In order to convey a message of warning, Bradbury knits an intricate web of evocative literary devices throughout the novel. In its bleak, dystopian setting, “firemen” are people who find and burn books. This wryly contrasts with today’s understanding of the purpose of firemen. Rather than be charged with putting out fires, Bradbury envisions a world where they create them. This irony clearly shows his fear of what our society could become. Another interesting way Bradbury expresses this is through an allusion to Benjamin Franklin, who is often thought of as the first American fireman. In the novel, Franklin is believed to have founded the Union Fire Company to burn books, rather than as the precursor to modern firefighting that he actually created. Because the government in the novel has banned the printed word, historical records are actively destroyed and the people believe this lie about Franklin. Here again, Bradbury cautions against creating a society where knowledge is callously thrown away.
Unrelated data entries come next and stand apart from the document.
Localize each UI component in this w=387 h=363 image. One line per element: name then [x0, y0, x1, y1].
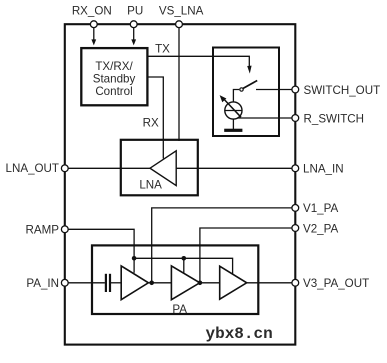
junction dot V2 on signal — [198, 281, 203, 286]
svg-text:Standby: Standby — [93, 73, 136, 86]
wire TX from control to switch box with arrow — [149, 56, 252, 73]
stub to amp A1 — [133, 258, 135, 273]
arrow RX_ON into control block — [91, 28, 96, 46]
pin LNA_OUT — [61, 165, 68, 172]
svg-text:PA_IN: PA_IN — [26, 277, 59, 290]
svg-text:VS_LNA: VS_LNA — [159, 5, 204, 18]
switch S1 moving contact — [233, 81, 257, 102]
bias bus wire — [134, 258, 233, 274]
pin V1_PA — [292, 205, 299, 212]
stub to amp A2 — [183, 258, 185, 273]
wire V2_PA — [200, 228, 295, 283]
outer IC boundary box — [65, 24, 295, 344]
capacitor C1 — [106, 274, 110, 292]
junction dot bus-A1 — [132, 256, 137, 261]
svg-text:ybx8.cn: ybx8.cn — [206, 325, 273, 343]
wire A3 to V3_PA_OUT — [247, 282, 296, 284]
amplifier A1 — [121, 266, 148, 300]
control block U1 TX/RX/Standby Control — [81, 48, 147, 105]
wire PA_IN to capacitor — [65, 282, 105, 284]
junction dot V1 on signal — [149, 281, 154, 286]
pin RX_ON — [90, 21, 97, 28]
amplifier A2 — [171, 266, 199, 300]
pin R_SWITCH — [292, 115, 299, 122]
pin RAMP — [61, 226, 68, 233]
svg-text:LNA_IN: LNA_IN — [303, 163, 344, 176]
switch block box — [213, 48, 279, 137]
pin PU — [130, 21, 137, 28]
svg-text:V3_PA_OUT: V3_PA_OUT — [303, 277, 369, 290]
svg-text:LNA: LNA — [139, 179, 162, 192]
LNA amplifier triangle — [150, 151, 176, 186]
svg-text:RX: RX — [143, 117, 159, 130]
wire A2 to A3 — [200, 282, 220, 284]
wire V1_PA — [152, 208, 296, 283]
wire RAMP to bias bus — [65, 229, 134, 258]
wire R1 to ground — [232, 119, 234, 129]
svg-text:LNA_OUT: LNA_OUT — [6, 162, 59, 175]
wire capacitor to A1 — [111, 282, 121, 284]
wire R1 to R_SWITCH pin — [238, 117, 296, 119]
svg-text:Control: Control — [95, 85, 132, 98]
LNA block box — [121, 140, 198, 196]
svg-text:V2_PA: V2_PA — [303, 222, 339, 235]
wire switch fixed contact to SWITCH_OUT — [256, 89, 295, 91]
amplifier A3 — [220, 266, 247, 299]
wire LNA_OUT — [65, 167, 150, 169]
pin PA_IN — [61, 279, 68, 286]
pin V2_PA — [292, 225, 299, 232]
pin V3_PA_OUT — [292, 279, 299, 286]
pin VS_LNA — [176, 21, 183, 28]
svg-text:RAMP: RAMP — [26, 224, 60, 237]
svg-text:TX: TX — [155, 43, 170, 56]
wire VS_LNA down to LNA block — [178, 27, 180, 141]
wire LNA_IN — [176, 167, 295, 169]
ground — [224, 129, 242, 132]
pin SWITCH_OUT — [292, 86, 299, 93]
junction dot bus-A2 — [182, 256, 187, 261]
svg-text:V1_PA: V1_PA — [303, 202, 339, 215]
arrow PU into control block — [131, 28, 136, 46]
svg-text:RX_ON: RX_ON — [72, 5, 112, 18]
variable resistor R1 (circle with chord and arrow) — [220, 95, 242, 119]
wire RX from control to LNA block — [149, 77, 164, 159]
svg-text:R_SWITCH: R_SWITCH — [304, 112, 365, 125]
svg-text:TX/RX/: TX/RX/ — [95, 60, 133, 73]
svg-text:PU: PU — [127, 5, 143, 18]
svg-text:PA: PA — [172, 303, 187, 316]
wire A1 to A2 — [148, 282, 171, 284]
pin LNA_IN — [292, 165, 299, 172]
svg-text:SWITCH_OUT: SWITCH_OUT — [304, 84, 381, 97]
PA block box — [92, 245, 258, 314]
Bradbury also makes his futuristic society—and the fear it elicits—tangible through careful descriptions of his characters’ daily lives. The story is told from protagonist Guy Montag’s point-of-view in the first person, and the reader gains a clear glimpse of the character’s mind. Despite being married, Guy still feels as if “there’s a wall between him and Mildred,” his wife of ten years (Bradbury 41). Our vantage point inside Guy’s head allows us to know that it is technology that makes him feel empty. He sees himself as “one of the creatures electronically inserted between the slits of the phono-color walls, speaking, but the speech not piercing the crystal barrier” (Bradbury 44). All of these feelings come from a lack of knowledge. He is consumed by emptiness because people no longer spend time face-to-face, choosing instead to focus on their electronics. Similarly, he is consumed by coldness because he cannot exert control over his life.
All the emptiness that Guy feels at the beginning of the novel seems present in our modern society. Today, in-person interaction is slowly being supplanted by communicating via text and email. Fahrenheit 451 has remained a timeless classic because its future feels more plausible with each passing year. Out of all the lessons Bradbury seeks to impart, the most significant takeaway for me is the importance of knowledge. The government is able to control its citizens by restricting their access to knowledge, and Guy’s life is empty because he has no knowledge to fill it with. This is the most chilling warning for us today: if we do not preserve the knowledge of our past, the dystopian setting of Bradbury’s sci-fi novel will become our reality.